I'm trying to use sklearn's RandomForestClassifier to classify a dataset into two categories. The training data is highly unbalanced, with about 100,000 samples in the 'False' class, and 10,000 in the 'True' class. Fitting the model on this data produced a test set accuracy of around 97% on the 'False' class and only 78% on the 'True' class. I tried downsampling the 'False' class to the same size as the 'True' class, and this led to a test accuracy of around 88% on both classes. I feel bad about throwing away around 90,000 observations though, and I wonder if a higher accuracy could be obtained if the balance problem was reduced. This led me to try changing the class_weights parameter for RandomForestClassifier to 'balanced' and fit on the original dataset.

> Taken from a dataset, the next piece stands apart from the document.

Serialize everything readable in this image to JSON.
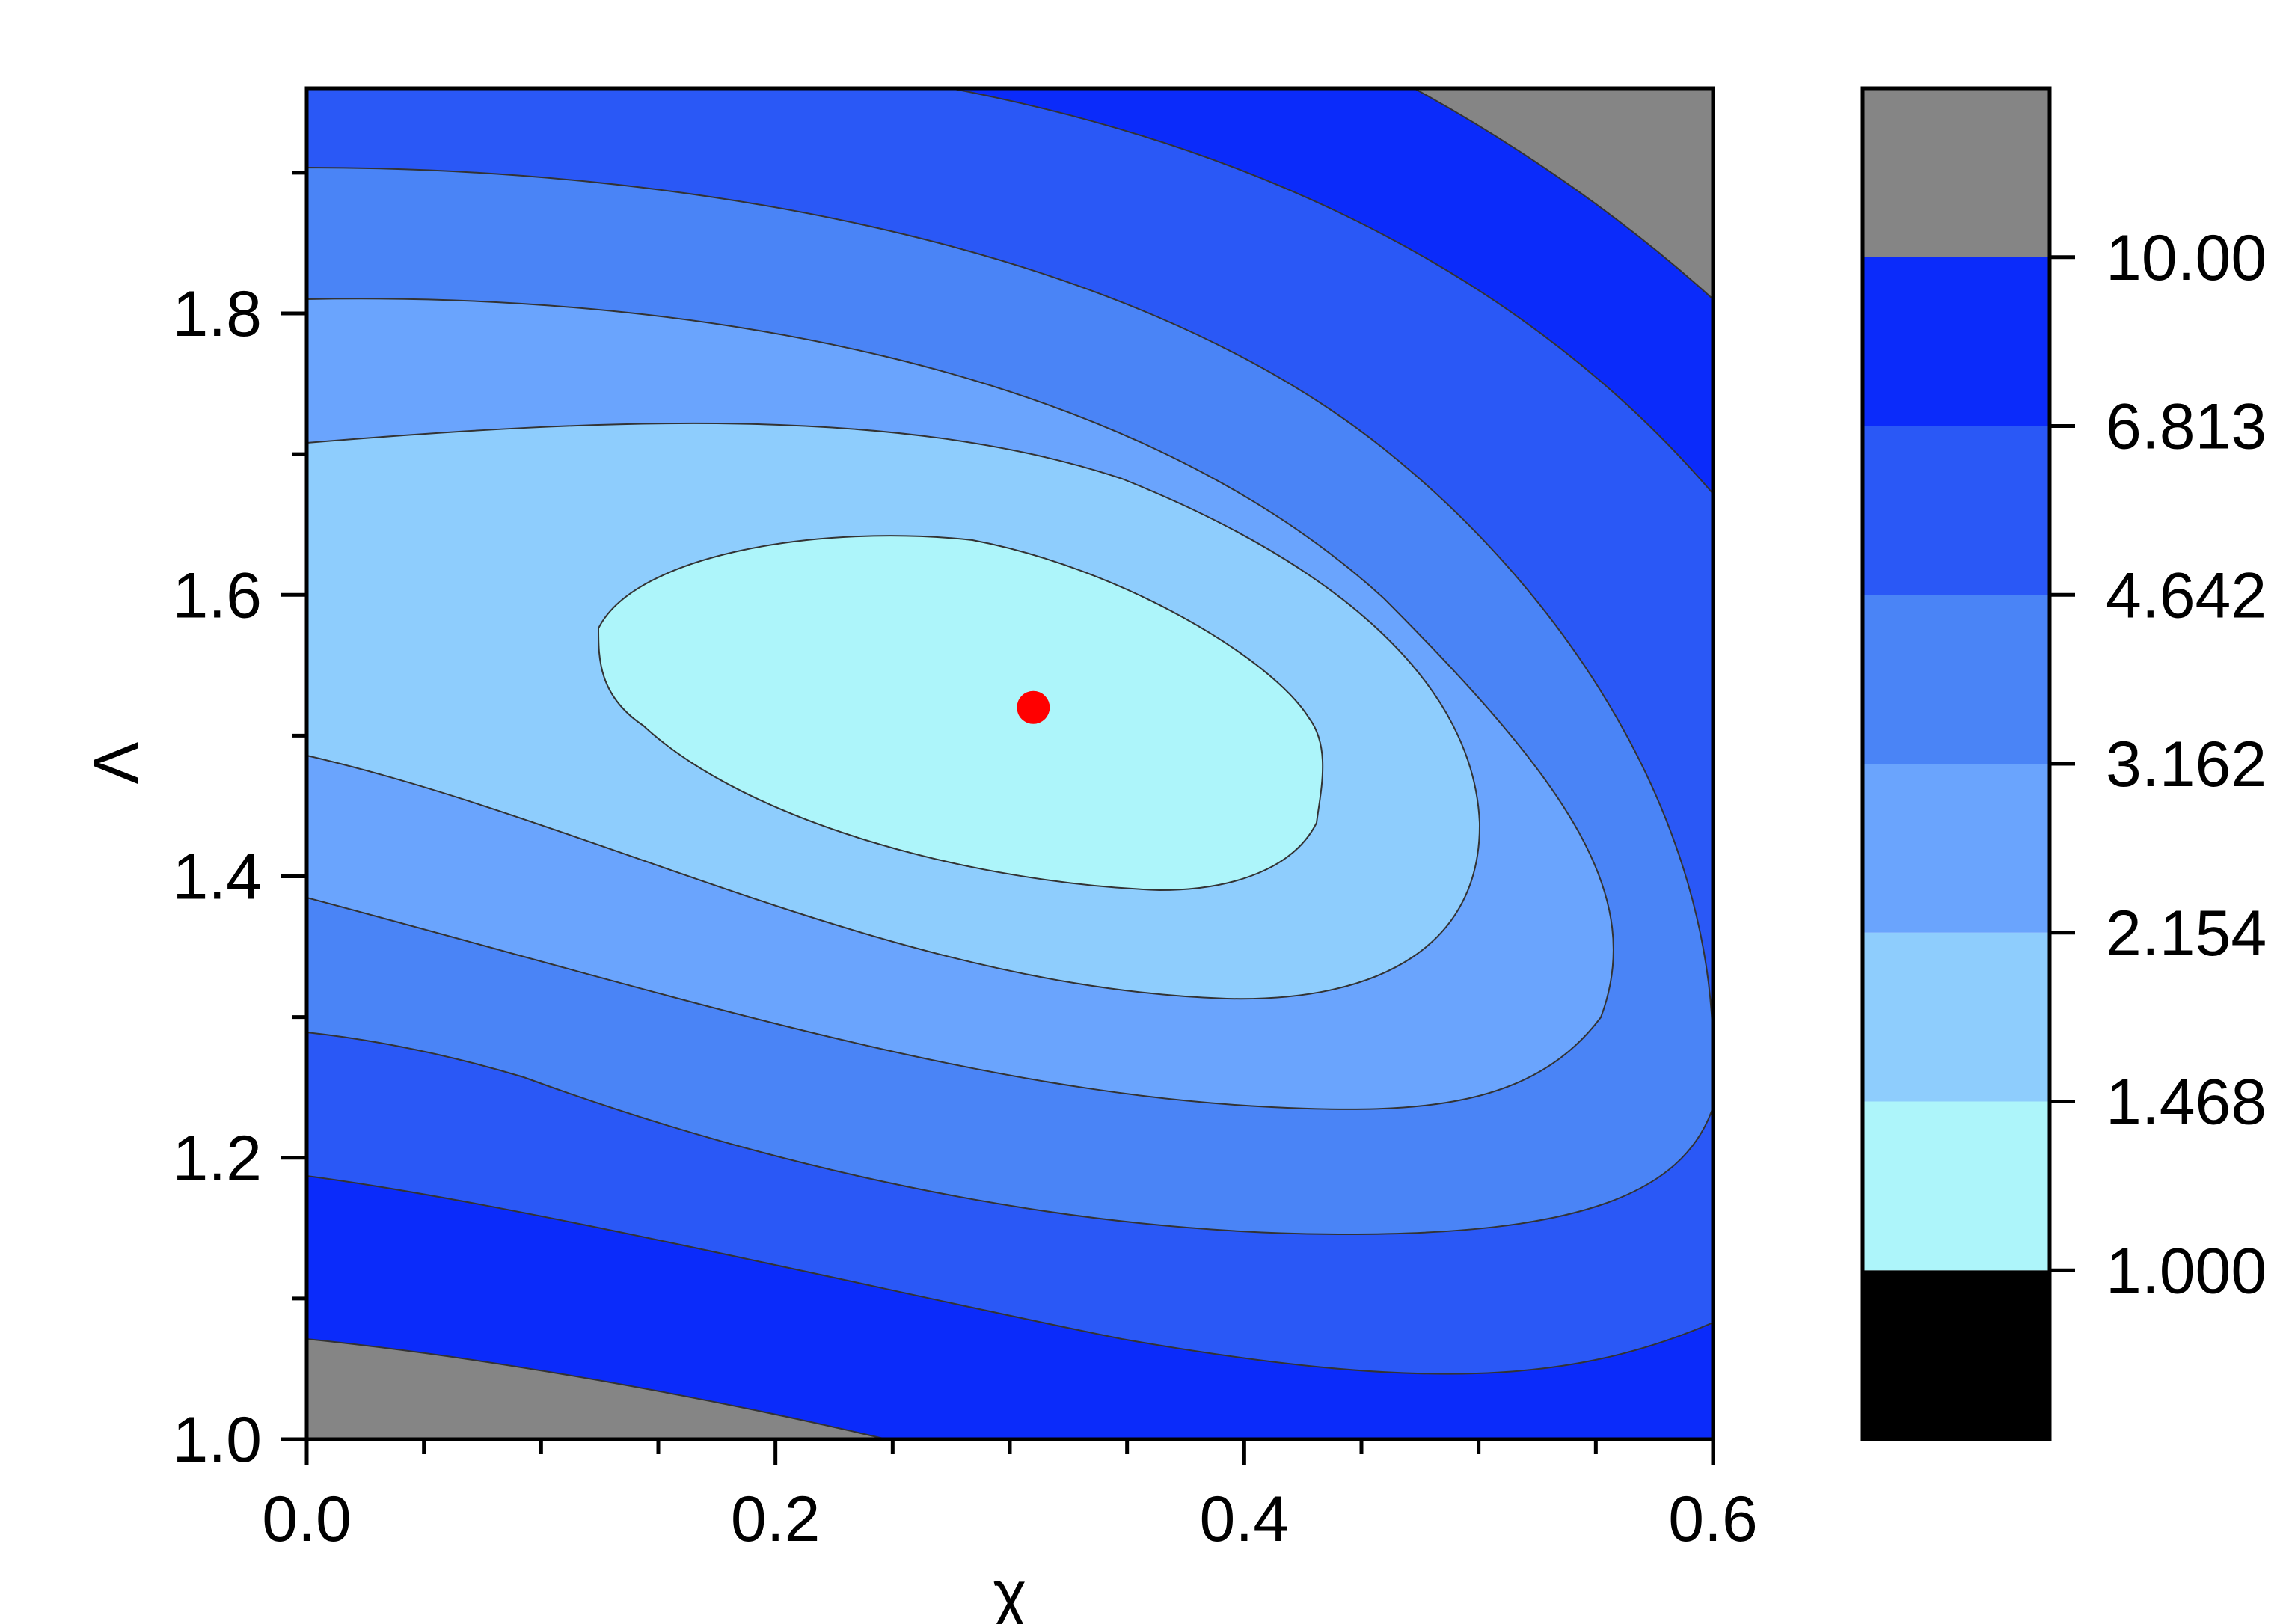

model = RandomForestClassifier(n_estimators=100, class_weight='balanced')
model.fit(X_train, y_train)
y_pred_test = model.predict(X_test)
confusion = metrics.confusion_matrix(y_test, y_pred_test)
print("False Accuracy: ", confusion[0, 0] / confusion[:, 0].sum(), "True Accuracy: ", confusion[1, 1] / confusion[:, 1].sum())
Oddly, this change had absolutely no effect. I tried manually setting to something like class_weight={True:1000000, False:1} and this likewise has had no effect. So does reversing the previous weights. The only way I could get an effect was to set one of the weights to zero, which broke everything.
My understanding is that tweaking class_weight will adjust the function that chooses optimal splits, causing it to favor accurately classifying the classes with higher weights. Based on that understanding, I would think that setting one of the weights extremely high would have the effect of making the model always predict that class, but this isn't happening for me. Does anyone know what I could be doing wrong?